TAKE A PAGE FROM ONLINE RETAILERS’ PLAYBOOK TO CONNECT MAIN STREET WITH THE RIGHT CREDIT PRODUCTS

Keith Catanzano is co-founder of 2River. 2River’s LIFT data analytics platform helps lenders integrate their customer information file with data-science to simplify business decisions. Keith is also a small business owner.

 

Shopping for small business loans has become an online activity. Like other online activities, customers expect convenience, security and service. In addition, customers expect the same quality experience whether applying for a loan in-store, on-line, or mobile. 

 

For small business lending, consistency across channels is particularly challenging. Small business owners are a unique borrowing customer. Neither credit scores nor cash-flow analysis are clear indicators of risk:

 

  • Credit-scores: Often small businesses mix personal and business credit together making it appear the business owner is carrying higher than normal debt. 
  • Cash-flow: While small businesses have cash-flow, their ability to show cash-flow is related to how much the business owners pay themselves.

 

Therefore many small business lenders focus their in-store lending processes on learning about their client, understanding cash flows, and ensuring that the requested loan makes sense.

 

These activities require due-diligence and time. This drives up the unit cost of the loan. Given limited staffing, this also takes away from other business development services and activities.

 

Small-business lenders need to think more like retailers. They need to embrace the changes in their customers’ behavior. They need to use technology to combine the flexibility of being small with the scale of being big. 

 

Operations. It should be no surprise that over the past decade, FinTech players have created technology to streamline business loans for on-line customers. Big banks are now creating or adopting this technology for in-store and online customers. Small and mid-size lenders are also exploring ways to use similar customer relationship and credit decisioning technologies to streamline their operations.

 

Customer Journey. The next step is to recognize that the customer journey is neither linear nor limited to a single channel. Customers expect that their lender is where they are. For example, a small business owner starting an application online will expect to be able to come into a branch or contact a call-center and pick up where she or he left off.

 

Personalization. In addition, small business owners expect their lender to personalize recommendations. An in-store experience with a lending officer will identify the right loan products for the small business.

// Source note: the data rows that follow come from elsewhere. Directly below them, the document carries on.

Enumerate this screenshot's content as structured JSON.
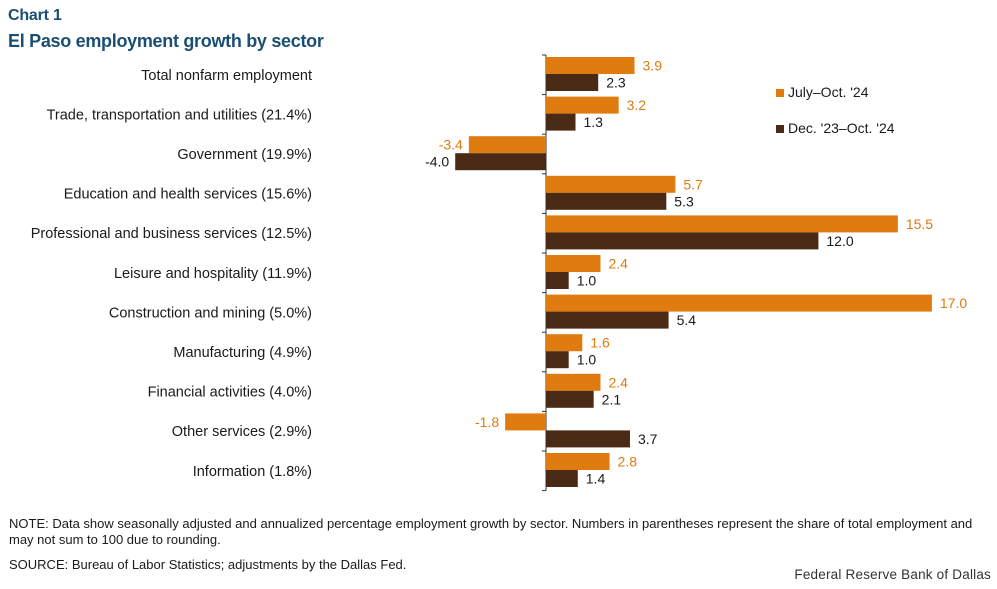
{
  "header": {
    "chart_label": "Chart 1",
    "title": "El Paso employment growth by sector"
  },
  "chart_data": {
    "type": "bar",
    "orientation": "horizontal",
    "title": "El Paso employment growth by sector",
    "xlabel": "",
    "ylabel": "",
    "xlim": [
      -5,
      18
    ],
    "categories": [
      "Total nonfarm employment",
      "Trade, transportation and utilities (21.4%)",
      "Government (19.9%)",
      "Education and health services (15.6%)",
      "Professional and business services (12.5%)",
      "Leisure and hospitality (11.9%)",
      "Construction and mining (5.0%)",
      "Manufacturing (4.9%)",
      "Financial activities (4.0%)",
      "Other services (2.9%)",
      "Information (1.8%)"
    ],
    "series": [
      {
        "name": "July–Oct.  '24",
        "color": "#E07B10",
        "label_color": "#E07B10",
        "values": [
          3.9,
          3.2,
          -3.4,
          5.7,
          15.5,
          2.4,
          17.0,
          1.6,
          2.4,
          -1.8,
          2.8
        ],
        "labels": [
          "3.9",
          "3.2",
          "-3.4",
          "5.7",
          "15.5",
          "2.4",
          "17.0",
          "1.6",
          "2.4",
          "-1.8",
          "2.8"
        ]
      },
      {
        "name": "Dec. '23–Oct. '24",
        "color": "#4A2A14",
        "label_color": "#1a1a1a",
        "values": [
          2.3,
          1.3,
          -4.0,
          5.3,
          12.0,
          1.0,
          5.4,
          1.0,
          2.1,
          3.7,
          1.4
        ],
        "labels": [
          "2.3",
          "1.3",
          "-4.0",
          "5.3",
          "12.0",
          "1.0",
          "5.4",
          "1.0",
          "2.1",
          "3.7",
          "1.4"
        ]
      }
    ],
    "legend_position": "top-right",
    "grid": false
  },
  "footer": {
    "note": "NOTE: Data show seasonally adjusted and annualized percentage employment growth by sector. Numbers in parentheses represent the share of total employment and may not sum to 100 due to rounding.",
    "source": "SOURCE: Bureau of Labor Statistics; adjustments by the Dallas Fed.",
    "credit": "Federal Reserve Bank of Dallas"
  }
}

Small business owners expect that online and mobile experiences will also dynamically recommend loan products and identify prices that appeal and work for the individual business.

 

Technology. Vendors have created technology products right-sized for lenders of all sizes. Technologies exist to integrate the customer information file with data-science to gain customers and improve customer lifetime value. This allows lenders of all sizes to focus on the right customers, at the right time, with the right message and loan product.

 

Small business lenders can learn from retailers’ playbook – but there is a historical difference. Retailers initially transformed their strategy in response to competitor’s activities. Small business lenders must transform themselves in response to their customers’ activities.